Screening for hepatocellular carcinoma among adults with HIV/HBV co-infection in Zambia: a pilot study.
(2022-Mar) Riebensahm C; Chitundu H; Muula G; Chihota B; Sinkala E; Sunkutu V; Maurer MH; Dufour JF; Berzigotti A; Egger M; Bolton-Moore C; Vinikoor M; Wandeler G
BACKGROUND AND AIMS: Chronic hepatitis B virus (HBV) infection is the main cause of hepatocellular carcinoma (HCC) in sub-Saharan Africa (SSA). An HCC screening initiative was piloted in an established cohort of individuals co-infected with human immunodeficiency virus (HIV) and HBV on antiretroviral therapy (ART) at two outpatient clinics in Lusaka, Zambia. METHODS: All patients underwent abdominal ultrasound (AUS) and transient elastography.
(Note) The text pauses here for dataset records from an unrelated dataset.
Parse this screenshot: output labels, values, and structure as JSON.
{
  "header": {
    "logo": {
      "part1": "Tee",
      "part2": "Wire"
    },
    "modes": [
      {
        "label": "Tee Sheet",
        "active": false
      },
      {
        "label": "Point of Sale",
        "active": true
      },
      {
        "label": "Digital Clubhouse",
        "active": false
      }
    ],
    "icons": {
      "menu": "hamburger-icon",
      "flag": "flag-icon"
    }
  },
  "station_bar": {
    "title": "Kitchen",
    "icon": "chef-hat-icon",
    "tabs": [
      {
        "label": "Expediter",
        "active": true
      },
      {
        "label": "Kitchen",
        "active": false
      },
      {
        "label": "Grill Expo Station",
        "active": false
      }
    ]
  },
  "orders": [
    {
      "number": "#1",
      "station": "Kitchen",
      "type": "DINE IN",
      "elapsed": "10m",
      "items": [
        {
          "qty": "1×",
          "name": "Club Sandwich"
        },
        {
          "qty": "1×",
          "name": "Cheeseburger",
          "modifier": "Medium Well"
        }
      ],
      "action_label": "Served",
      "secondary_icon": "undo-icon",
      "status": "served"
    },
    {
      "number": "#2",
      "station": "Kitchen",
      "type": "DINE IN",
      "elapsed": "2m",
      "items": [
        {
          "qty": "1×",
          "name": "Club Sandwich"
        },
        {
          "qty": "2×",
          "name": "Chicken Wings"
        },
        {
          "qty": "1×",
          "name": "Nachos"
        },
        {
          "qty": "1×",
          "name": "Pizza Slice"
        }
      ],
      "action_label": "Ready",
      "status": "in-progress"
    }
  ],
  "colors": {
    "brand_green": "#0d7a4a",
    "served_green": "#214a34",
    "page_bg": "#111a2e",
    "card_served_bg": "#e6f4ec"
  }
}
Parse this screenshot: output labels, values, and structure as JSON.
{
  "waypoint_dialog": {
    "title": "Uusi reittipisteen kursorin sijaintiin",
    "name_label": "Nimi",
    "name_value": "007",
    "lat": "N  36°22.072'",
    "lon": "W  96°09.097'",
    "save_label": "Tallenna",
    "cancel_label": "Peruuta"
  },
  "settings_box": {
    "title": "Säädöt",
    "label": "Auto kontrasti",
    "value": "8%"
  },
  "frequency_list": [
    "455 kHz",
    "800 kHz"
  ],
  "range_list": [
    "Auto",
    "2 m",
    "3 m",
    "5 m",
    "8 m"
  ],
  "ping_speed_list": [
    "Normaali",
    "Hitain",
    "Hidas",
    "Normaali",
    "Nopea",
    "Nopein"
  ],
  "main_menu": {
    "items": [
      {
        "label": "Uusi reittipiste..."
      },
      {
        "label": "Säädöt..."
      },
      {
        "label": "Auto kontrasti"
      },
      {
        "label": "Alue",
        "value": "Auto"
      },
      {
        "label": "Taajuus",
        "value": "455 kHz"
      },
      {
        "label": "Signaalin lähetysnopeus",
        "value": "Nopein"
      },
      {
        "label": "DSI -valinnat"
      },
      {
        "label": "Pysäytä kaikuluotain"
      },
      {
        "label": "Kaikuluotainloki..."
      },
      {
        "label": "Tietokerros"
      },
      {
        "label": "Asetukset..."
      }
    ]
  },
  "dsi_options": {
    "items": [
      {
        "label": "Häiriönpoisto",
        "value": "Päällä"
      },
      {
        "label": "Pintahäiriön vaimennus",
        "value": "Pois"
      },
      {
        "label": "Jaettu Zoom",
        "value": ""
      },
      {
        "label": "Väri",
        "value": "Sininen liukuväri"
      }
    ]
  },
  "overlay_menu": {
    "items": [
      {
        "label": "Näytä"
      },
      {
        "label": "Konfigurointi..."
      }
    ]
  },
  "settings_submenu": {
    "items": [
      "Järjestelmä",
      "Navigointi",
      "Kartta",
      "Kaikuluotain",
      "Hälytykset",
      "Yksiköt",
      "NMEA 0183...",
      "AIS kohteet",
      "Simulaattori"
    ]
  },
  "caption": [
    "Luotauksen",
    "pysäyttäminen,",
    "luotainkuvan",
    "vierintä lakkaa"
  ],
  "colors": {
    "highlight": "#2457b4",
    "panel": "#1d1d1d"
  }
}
RESULTS: Among 279 patients co-infected with HIV/HBV, 165 (59.1%) were men, median age was 34 years [interquartile range (IQR) 28-39 years] and median CD4 count was 246 cells/µL (IQR 112-355 cells/µL) at ART initiation. While 102 (55.7%) individuals had elevated transaminases, 114 (59.7%) had HBV levels >2000 IU/mL and 59 (24.6%) had significant fibrosis. At their first AUS measurement, 75 (26.9%) participants had hepatomegaly and 69 (24.7%) had periportal fibrosis. Five patients had a liver lesion >1 cm, an indication for confirmatory imaging. CONCLUSIONS: In one of the first HCC screening initiatives in SSA, 2% of patients co-infected with HIV/HBV had significant liver lesions, and one-quarter had findings suggestive of schistosomiasis-induced liver damage.